Frasers Group, the parent of Sports Direct, proposed an £83 million ($111 mm) offer to buy the luxury brand Mulberry.

Frasers, which also owns Evans Cycles, the House of Fraser department stores, the luxury streetwear chain Flannels and multiple brands from Slazenger to Jack Wills, already owns a 37 percent stake in Mulberry.

In a regulatory statement, Frasers said it was “exceptionally concerned” about the future of the British handbag maker and was making an offer for the rest of the company after Mulberry announced an emergency £10.75 million placement of shares late Friday to shore up its balance sheet.

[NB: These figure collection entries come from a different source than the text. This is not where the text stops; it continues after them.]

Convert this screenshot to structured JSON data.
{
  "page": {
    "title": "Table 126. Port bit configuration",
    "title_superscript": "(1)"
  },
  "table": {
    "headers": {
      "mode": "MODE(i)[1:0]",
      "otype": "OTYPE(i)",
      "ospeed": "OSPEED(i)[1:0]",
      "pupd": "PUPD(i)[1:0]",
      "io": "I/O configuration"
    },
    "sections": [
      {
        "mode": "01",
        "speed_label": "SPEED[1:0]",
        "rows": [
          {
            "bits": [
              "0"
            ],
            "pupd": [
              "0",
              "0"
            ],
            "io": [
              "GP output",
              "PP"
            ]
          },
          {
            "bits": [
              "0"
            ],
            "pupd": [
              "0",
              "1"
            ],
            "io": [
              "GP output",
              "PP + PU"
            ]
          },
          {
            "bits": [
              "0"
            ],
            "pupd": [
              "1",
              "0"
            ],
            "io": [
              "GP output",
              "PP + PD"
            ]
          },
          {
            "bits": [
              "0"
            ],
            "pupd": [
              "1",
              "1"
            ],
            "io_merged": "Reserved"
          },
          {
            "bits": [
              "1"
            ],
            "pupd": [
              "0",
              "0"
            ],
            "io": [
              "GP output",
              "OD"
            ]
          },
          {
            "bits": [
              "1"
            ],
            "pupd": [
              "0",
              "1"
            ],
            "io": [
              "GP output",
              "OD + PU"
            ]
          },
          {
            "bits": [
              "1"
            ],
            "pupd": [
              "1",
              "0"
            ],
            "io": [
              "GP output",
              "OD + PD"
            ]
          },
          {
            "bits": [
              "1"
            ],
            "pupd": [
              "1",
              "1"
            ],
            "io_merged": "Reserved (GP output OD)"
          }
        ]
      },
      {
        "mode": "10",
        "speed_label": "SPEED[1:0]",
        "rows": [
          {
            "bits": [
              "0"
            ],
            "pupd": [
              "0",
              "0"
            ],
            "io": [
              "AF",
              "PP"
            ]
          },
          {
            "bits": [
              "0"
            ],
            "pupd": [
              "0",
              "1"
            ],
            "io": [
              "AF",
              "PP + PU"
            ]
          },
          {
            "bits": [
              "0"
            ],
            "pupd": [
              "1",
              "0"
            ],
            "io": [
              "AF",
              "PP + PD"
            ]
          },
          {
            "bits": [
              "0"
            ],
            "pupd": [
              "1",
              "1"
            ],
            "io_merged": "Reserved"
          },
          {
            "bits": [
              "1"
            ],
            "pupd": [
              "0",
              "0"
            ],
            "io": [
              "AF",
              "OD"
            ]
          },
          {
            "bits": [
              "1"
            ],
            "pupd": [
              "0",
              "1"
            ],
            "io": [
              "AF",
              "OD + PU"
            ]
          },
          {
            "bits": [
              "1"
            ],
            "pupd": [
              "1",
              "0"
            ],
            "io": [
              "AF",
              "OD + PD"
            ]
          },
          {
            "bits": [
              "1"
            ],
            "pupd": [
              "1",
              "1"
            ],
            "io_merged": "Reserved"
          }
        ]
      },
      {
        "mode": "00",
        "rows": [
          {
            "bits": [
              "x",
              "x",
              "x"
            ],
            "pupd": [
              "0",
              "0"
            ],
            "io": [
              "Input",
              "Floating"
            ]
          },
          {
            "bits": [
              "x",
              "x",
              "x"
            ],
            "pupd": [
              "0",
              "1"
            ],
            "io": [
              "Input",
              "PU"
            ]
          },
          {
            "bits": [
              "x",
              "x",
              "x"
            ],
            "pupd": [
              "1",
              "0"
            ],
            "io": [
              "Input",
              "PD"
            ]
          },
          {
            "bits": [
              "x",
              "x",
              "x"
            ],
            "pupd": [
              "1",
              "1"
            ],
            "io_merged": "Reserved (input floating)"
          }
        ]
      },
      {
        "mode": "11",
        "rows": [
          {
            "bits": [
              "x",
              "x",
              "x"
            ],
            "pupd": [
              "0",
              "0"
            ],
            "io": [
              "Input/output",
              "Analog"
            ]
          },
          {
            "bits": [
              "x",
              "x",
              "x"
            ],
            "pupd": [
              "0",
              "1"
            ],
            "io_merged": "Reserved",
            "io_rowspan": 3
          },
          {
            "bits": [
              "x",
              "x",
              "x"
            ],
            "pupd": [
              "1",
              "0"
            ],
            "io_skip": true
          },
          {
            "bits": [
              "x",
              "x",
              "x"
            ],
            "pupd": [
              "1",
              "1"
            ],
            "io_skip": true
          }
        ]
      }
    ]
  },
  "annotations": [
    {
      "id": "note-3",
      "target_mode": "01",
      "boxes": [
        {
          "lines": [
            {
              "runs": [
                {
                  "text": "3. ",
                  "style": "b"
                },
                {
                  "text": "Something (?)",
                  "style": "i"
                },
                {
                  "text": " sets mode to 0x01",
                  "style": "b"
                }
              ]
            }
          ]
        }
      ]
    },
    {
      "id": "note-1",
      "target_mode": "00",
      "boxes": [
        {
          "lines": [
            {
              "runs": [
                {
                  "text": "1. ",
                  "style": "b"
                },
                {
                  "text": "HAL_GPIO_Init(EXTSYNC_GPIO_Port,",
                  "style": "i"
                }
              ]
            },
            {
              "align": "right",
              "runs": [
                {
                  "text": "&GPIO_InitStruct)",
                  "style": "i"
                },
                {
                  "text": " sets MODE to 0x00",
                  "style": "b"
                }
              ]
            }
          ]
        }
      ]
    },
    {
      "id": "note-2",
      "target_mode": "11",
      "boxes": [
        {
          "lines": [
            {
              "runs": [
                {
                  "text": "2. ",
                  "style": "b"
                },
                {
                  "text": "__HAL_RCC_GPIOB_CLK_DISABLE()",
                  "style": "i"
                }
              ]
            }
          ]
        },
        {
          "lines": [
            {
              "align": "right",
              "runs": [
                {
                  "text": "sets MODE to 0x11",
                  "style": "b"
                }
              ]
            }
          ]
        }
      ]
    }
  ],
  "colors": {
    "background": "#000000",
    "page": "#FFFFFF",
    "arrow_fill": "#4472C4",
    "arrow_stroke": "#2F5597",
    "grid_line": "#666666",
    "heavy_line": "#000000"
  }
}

Mulberry had said it needed to raise cash after it fell to a £34 million pre-tax loss in the year to the end of March, from a £13 million profit a year before, after sales fell by 4 percent to £153 million. It added that sales were down by 18 percent for the 25 weeks since the period ended.

Frasers added it wanted to avoid “another Debenhams situation” – referring to the department store chain that collapsed in 2019. Frasers had invested £150 million in Debenhams, which went out of business in 2021 and wiped out shareholder’s stakes.

Frasers said in its statement that it “was not aware of the [planned cash raising by Mulberry] until immediately prior to its announcement” and would have been willing to underwrite it on better terms than those announced.

Mulberry, founded in 1971, is best known for its leather goods, particularly women’s handbags.